Jaw-dropping concept planes seem to be a recent craze. From the Skreemr , a proposal for an airplane that flies from New York to London in 30 minutes, to a hybrid rocket–jet engine called Sabre that could lead to low-cost space travel, technology seems to be moving toward a world of faster aeronautics. The one parallel for these plans, though, is that they’re years away from becoming true prototypes. Yet, one company, Boom Technology, might be closer to significantly changing the way we travel. A one-way flight from San Francisco to Tokyo, for example, typically takes around 11 hours. Boom wants to shatter that with a reduced duration of under five hours. Headquartered in Colorado, the supersonic jet start-up is building a plane that travels 2.2 times the speed of sound, or roughly 1,500 m.p.h., and more than 2.6 times faster than current airline standards. What’s more, with a little help from Sir Richard Branson , founder of Virgin Group, Boom might be airborne by late 2017 with a prototype.

In a recently penned deal, Boom signed a partnership with Virgin Galactic, a subsidiary of Branson’s Virgin Group, valued around $2 billion. The agreement is a ten-plane option from Virgin Galactic and its manufacturing wing, the Spaceship Co. In other words, the Branson-owned brand hasn’t bought any planes, but having seen the initial technical specs of these Boom aircraft, Virgin Galactic will purchase ten of them if all goes as planned.

A rendering of Boom’s airplane at London’s Heathrow airport.

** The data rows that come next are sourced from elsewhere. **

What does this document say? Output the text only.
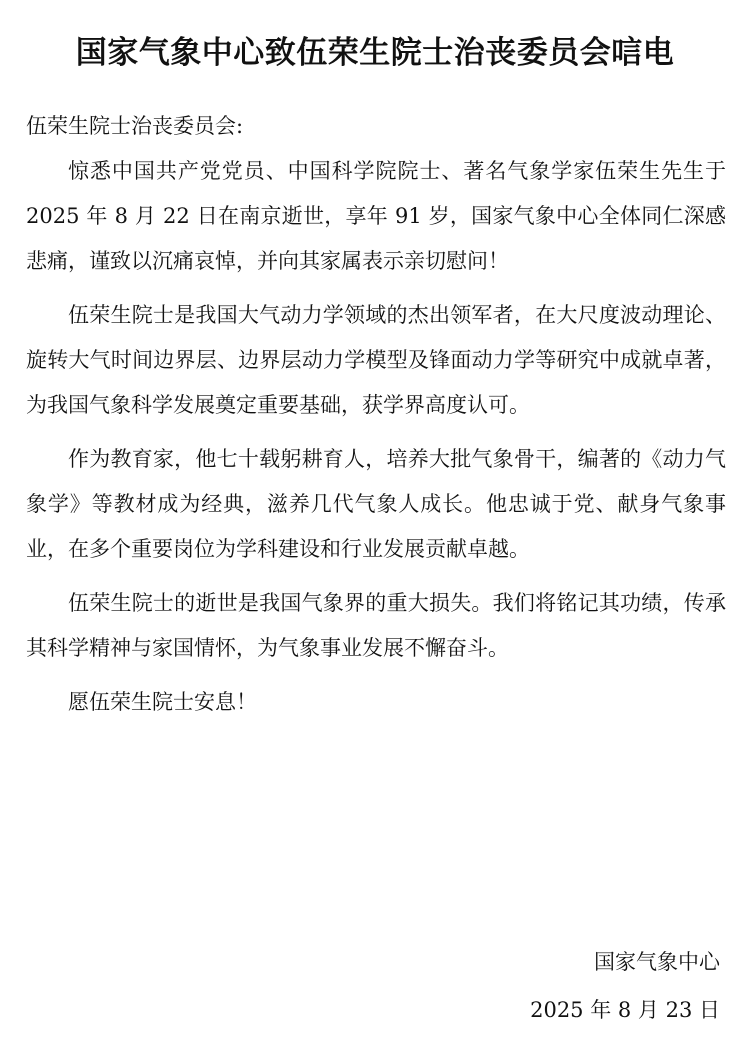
国家气象中心致伍荣生院士治丧委员会唁电

伍荣生院士治丧委员会:

惊悉中国共产党党员、中国科学院院士、著名气象学家伍荣生先生于 2025 年 8 月 22 日在南京逝世，享年 91 岁，国家气象中心全体同仁深感悲痛，谨致以沉痛哀悼，并向其家属表示亲切慰问！

伍荣生院士是我国大气动力学领域的杰出领军者，在大尺度波动理论、旋转大气时间边界层、边界层动力学模型及锋面动力学等研究中成就卓著，为我国气象科学发展奠定重要基础，获学界高度认可。

作为教育家，他七十载躬耕育人，培养大批气象骨干，编著的《动力气象学》等教材成为经典，滋养几代气象人成长。他忠诚于党、献身气象事业，在多个重要岗位为学科建设和行业发展贡献卓越。

伍荣生院士的逝世是我国气象界的重大损失。我们将铭记其功绩，传承其科学精神与家国情怀，为气象事业发展不懈奋斗。

愿伍荣生院士安息！

国家气象中心
2025 年 8 月 23 日
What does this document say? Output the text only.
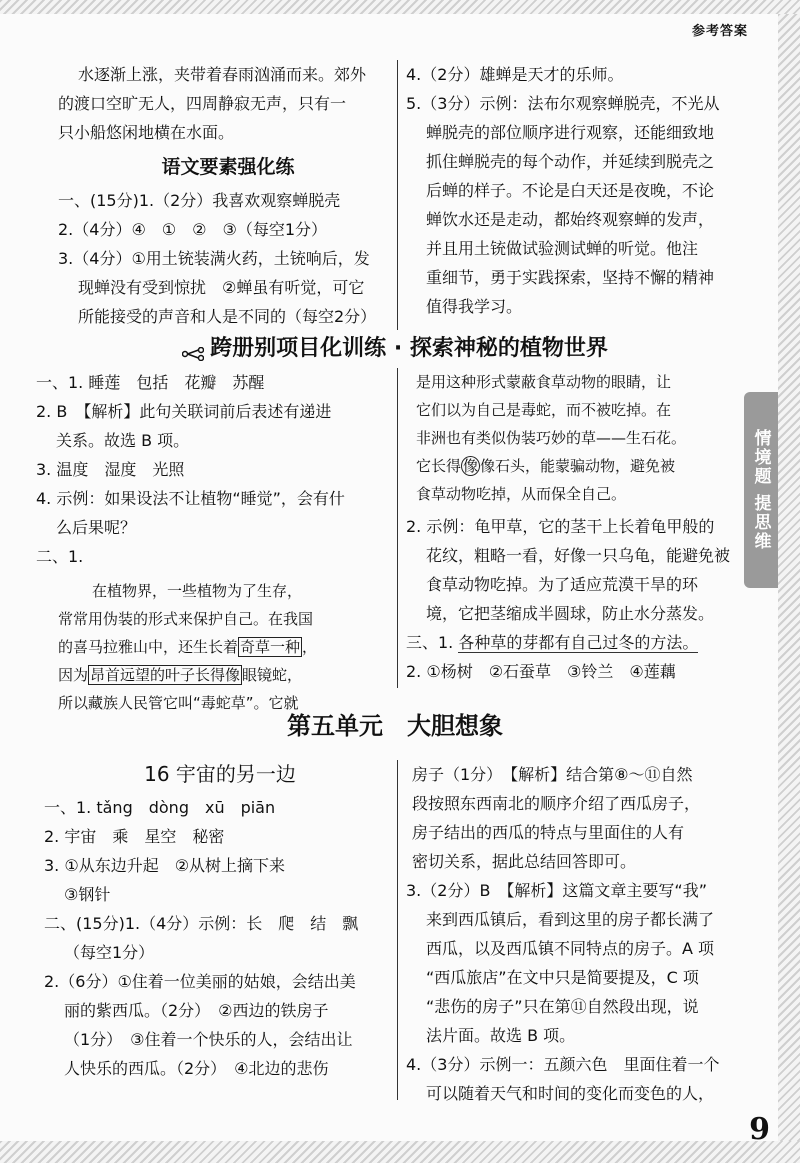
参考答案
情境题 提思维
9
水逐渐上涨，夹带着春雨汹涌而来。郊外
的渡口空旷无人，四周静寂无声，只有一
只小船悠闲地横在水面。
语文要素强化练
一、(15分)1.（2分）我喜欢观察蝉脱壳
2.（4分）④　①　②　③（每空1分）
3.（4分）①用土铳装满火药，土铳响后，发
现蝉没有受到惊扰　②蝉虽有听觉，可它
所能接受的声音和人是不同的（每空2分）
4.（2分）雄蝉是天才的乐师。
5.（3分）示例：法布尔观察蝉脱壳，不光从
蝉脱壳的部位顺序进行观察，还能细致地
抓住蝉脱壳的每个动作，并延续到脱壳之
后蝉的样子。不论是白天还是夜晚，不论
蝉饮水还是走动，都始终观察蝉的发声，
并且用土铳做试验测试蝉的听觉。他注
重细节，勇于实践探索，坚持不懈的精神
值得我学习。
跨册别项目化训练 · 探索神秘的植物世界
一、1. 睡莲　包括　花瓣　苏醒
2. B　【解析】此句关联词前后表述有递进
关系。故选 B 项。
3. 温度　湿度　光照
4. 示例：如果设法不让植物“睡觉”，会有什
么后果呢？
二、1.
在植物界，一些植物为了生存，
常常用伪装的形式来保护自己。在我国
的喜马拉雅山中，还生长着 奇草一种 ，
因为 昂首远望的叶子长得像 眼镜蛇，
所以藏族人民管它叫“毒蛇草”。它就
是用这种形式蒙蔽食草动物的眼睛，让
它们以为自己是毒蛇，而不被吃掉。在
非洲也有类似伪装巧妙的草——生石花。
它长得 像 像石头，能蒙骗动物，避免被
食草动物吃掉，从而保全自己。
2. 示例：龟甲草，它的茎干上长着龟甲般的
花纹，粗略一看，好像一只乌龟，能避免被
食草动物吃掉。为了适应荒漠干旱的环
境，它把茎缩成半圆球，防止水分蒸发。
三、1. 各种草的芽都有自己过冬的方法。
2. ①杨树　②石蚕草　③铃兰　④莲藕
第五单元　大胆想象
16 宇宙的另一边
一、1. tǎng　dòng　xū　piān
2. 宇宙　乘　星空　秘密
3. ①从东边升起　②从树上摘下来
③钢针
二、(15分)1.（4分）示例：长　爬　结　飘
（每空1分）
2.（6分）①住着一位美丽的姑娘，会结出美
丽的紫西瓜。（2分）　②西边的铁房子
（1分）　③住着一个快乐的人，会结出让
人快乐的西瓜。（2分）　④北边的悲伤
房子（1分）　【解析】结合第⑧～⑪自然
段按照东西南北的顺序介绍了西瓜房子，
房子结出的西瓜的特点与里面住的人有
密切关系，据此总结回答即可。
3.（2分）B　【解析】这篇文章主要写“我”
来到西瓜镇后，看到这里的房子都长满了
西瓜，以及西瓜镇不同特点的房子。A 项
“西瓜旅店”在文中只是简要提及，C 项
“悲伤的房子”只在第⑪自然段出现，说
法片面。故选 B 项。
4.（3分）示例一：五颜六色　里面住着一个
可以随着天气和时间的变化而变色的人，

When the Mach-2 Concorde from Airbus debuted in 1973 and traversed the Atlantic Ocean in 3.5 hours, the world thought it had found its answer to hyperfast air travel. Yet, three decades later the Concorde was decommissioned, due in part to rising maintenance costs as well as the $20,000 price tag for each ticket. Boom is projecting a $5,000 ticket price for each of the 40 seats its aircraft will hold. Although that’s still a hefty amount for airfare, it certainly is much less than what a flight on the Concorde would cost now, had it remained in service. Perhaps, come late 2017, if all goes as expected for the team at Boom, traveling from New York to London will be as convenient as New York to Washington D.C.